Sem dúvida, ainda por muito tempo a lei será repressiva e castigará os culpados. Ainda não chegamos ao momento em que só a consciência da falta será o mais cruel castigo daquele que a cometeu. Mas, como vedes todos os dias, as penas se abrandam; tem-se em vista a moralização do ser; criam-se instituições para preparar a sua renovação moral; torna-se o seu abatimento útil a ele próprio e à sociedade. O criminoso não será mais a fera a ser expurgada do mundo a qualquer preço. Será a criança extraviada na qual deve ser corrigido o raciocínio falseado pelas más paixões e pela influência do meio perverso! (Instrução do Espírito do Sr. Bonnamy, pai. Revue Spirite, março de 1866. Médium:sr. Desliens.)
O aprimoramento do espírito é tão lento que a duração de uma existência humana não é suficiente para se reparar as faltas.  Assim, existe um tempo entre o cometimento de uma ação criminosa e sua correção posterior. A justiça divina aguarda condições e circunstâncias propícias para que elementos naturais ajam, restabelecendo um ordenamento que tenha sido intencionalmente perdido. Esse ordenamento não visa senão a compensação por situações que eram, elas mesmas momentâneas. Dessa forma, direitos eventualmente violados serão restabelecidos de forma transitória porque em si mesmos nunca poderiam durar para sempre. No cômputo dos ganhos do espírito, tudo que for material desaparecerá, subsistindo apenas as vivências do espírito como ganhos que aperfeiçoam a personalidade eterna.

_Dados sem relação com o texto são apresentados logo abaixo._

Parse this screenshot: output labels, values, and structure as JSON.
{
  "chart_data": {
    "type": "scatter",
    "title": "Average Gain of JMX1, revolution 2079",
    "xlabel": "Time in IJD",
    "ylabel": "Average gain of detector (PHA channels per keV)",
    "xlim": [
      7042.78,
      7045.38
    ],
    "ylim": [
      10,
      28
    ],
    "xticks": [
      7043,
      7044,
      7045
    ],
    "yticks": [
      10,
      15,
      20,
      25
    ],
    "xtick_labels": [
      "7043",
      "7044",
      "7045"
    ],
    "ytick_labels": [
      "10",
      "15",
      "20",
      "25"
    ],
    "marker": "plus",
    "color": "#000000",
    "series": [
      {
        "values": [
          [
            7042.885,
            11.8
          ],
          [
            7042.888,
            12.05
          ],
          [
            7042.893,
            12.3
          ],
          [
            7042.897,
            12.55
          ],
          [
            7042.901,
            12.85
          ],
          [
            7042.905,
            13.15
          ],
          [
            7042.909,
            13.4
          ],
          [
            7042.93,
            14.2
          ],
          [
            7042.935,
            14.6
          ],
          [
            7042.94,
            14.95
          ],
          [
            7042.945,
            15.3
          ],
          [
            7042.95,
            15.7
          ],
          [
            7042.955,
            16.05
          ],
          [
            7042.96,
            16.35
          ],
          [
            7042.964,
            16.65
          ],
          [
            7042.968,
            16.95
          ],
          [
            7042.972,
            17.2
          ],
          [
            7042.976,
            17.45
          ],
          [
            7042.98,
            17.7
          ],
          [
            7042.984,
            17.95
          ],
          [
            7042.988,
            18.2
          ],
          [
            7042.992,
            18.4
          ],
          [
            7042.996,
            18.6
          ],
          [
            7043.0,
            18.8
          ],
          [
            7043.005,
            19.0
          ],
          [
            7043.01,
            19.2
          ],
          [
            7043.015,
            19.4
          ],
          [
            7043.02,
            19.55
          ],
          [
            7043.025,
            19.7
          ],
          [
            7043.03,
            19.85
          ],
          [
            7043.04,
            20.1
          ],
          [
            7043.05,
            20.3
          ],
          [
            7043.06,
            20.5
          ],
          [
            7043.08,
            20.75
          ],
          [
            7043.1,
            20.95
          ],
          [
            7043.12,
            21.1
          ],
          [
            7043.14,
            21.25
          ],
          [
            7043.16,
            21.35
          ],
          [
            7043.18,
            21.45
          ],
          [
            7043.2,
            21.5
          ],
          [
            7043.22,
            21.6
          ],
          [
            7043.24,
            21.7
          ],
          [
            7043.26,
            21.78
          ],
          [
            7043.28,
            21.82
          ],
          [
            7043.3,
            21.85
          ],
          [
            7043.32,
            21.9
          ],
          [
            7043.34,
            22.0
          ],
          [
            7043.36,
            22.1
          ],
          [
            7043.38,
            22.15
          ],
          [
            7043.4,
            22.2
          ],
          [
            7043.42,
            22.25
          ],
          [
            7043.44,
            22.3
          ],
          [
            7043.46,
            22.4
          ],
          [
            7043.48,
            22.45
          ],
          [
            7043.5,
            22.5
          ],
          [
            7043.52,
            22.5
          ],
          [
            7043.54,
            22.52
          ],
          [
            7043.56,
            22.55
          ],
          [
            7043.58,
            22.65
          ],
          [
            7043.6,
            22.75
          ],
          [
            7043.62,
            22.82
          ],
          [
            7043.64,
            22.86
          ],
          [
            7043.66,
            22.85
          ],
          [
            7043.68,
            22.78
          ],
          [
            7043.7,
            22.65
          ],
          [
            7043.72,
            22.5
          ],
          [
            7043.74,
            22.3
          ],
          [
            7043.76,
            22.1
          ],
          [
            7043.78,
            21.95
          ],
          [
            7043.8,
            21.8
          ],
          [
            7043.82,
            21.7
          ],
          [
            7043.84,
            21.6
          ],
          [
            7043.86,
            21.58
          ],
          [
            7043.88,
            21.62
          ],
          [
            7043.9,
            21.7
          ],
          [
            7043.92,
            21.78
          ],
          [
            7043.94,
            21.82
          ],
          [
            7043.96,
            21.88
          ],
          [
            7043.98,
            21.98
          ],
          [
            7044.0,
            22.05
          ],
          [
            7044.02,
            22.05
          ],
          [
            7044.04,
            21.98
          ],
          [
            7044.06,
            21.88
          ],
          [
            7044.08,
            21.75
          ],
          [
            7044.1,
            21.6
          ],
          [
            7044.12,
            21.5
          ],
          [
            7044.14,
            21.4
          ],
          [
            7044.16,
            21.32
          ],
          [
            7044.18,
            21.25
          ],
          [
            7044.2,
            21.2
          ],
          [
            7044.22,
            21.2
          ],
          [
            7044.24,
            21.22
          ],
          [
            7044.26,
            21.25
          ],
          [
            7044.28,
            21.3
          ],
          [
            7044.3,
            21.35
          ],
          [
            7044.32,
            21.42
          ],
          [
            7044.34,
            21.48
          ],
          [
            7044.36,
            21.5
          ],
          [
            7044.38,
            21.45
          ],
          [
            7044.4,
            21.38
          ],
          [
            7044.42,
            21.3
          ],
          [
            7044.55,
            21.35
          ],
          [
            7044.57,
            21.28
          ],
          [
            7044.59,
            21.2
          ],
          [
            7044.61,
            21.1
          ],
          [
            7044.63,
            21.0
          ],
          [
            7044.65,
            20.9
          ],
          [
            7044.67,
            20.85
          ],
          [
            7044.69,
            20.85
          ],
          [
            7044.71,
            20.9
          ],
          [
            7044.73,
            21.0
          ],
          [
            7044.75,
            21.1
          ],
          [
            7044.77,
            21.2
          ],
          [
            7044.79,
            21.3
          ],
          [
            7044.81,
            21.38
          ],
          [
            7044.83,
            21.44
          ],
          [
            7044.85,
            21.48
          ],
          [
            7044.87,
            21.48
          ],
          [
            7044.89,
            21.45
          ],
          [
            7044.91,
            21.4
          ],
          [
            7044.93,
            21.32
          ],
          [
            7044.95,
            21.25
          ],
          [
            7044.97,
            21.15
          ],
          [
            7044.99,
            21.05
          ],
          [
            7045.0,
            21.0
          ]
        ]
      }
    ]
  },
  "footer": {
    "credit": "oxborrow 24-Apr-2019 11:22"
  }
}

Frequentemente diz-se que a justiça divina é infalível. De fato é como podemos inferir a partir da lei de cause e efeito. Porém, ela não existe para satisfazer a noção humana de justiça. Ela não haje para punir ou satisfazer desejos de vingança - nesse sentido nem mesmo a lei humana tem esse objetivo. Seu fim último é a educação moral do ser que não pode ser destruído. A justiça divina visa, como dissemos, o restabelecimento de uma ordem provisória, mesmo que em contexto totalmente diferente daquele em que uma falta foi gerada.  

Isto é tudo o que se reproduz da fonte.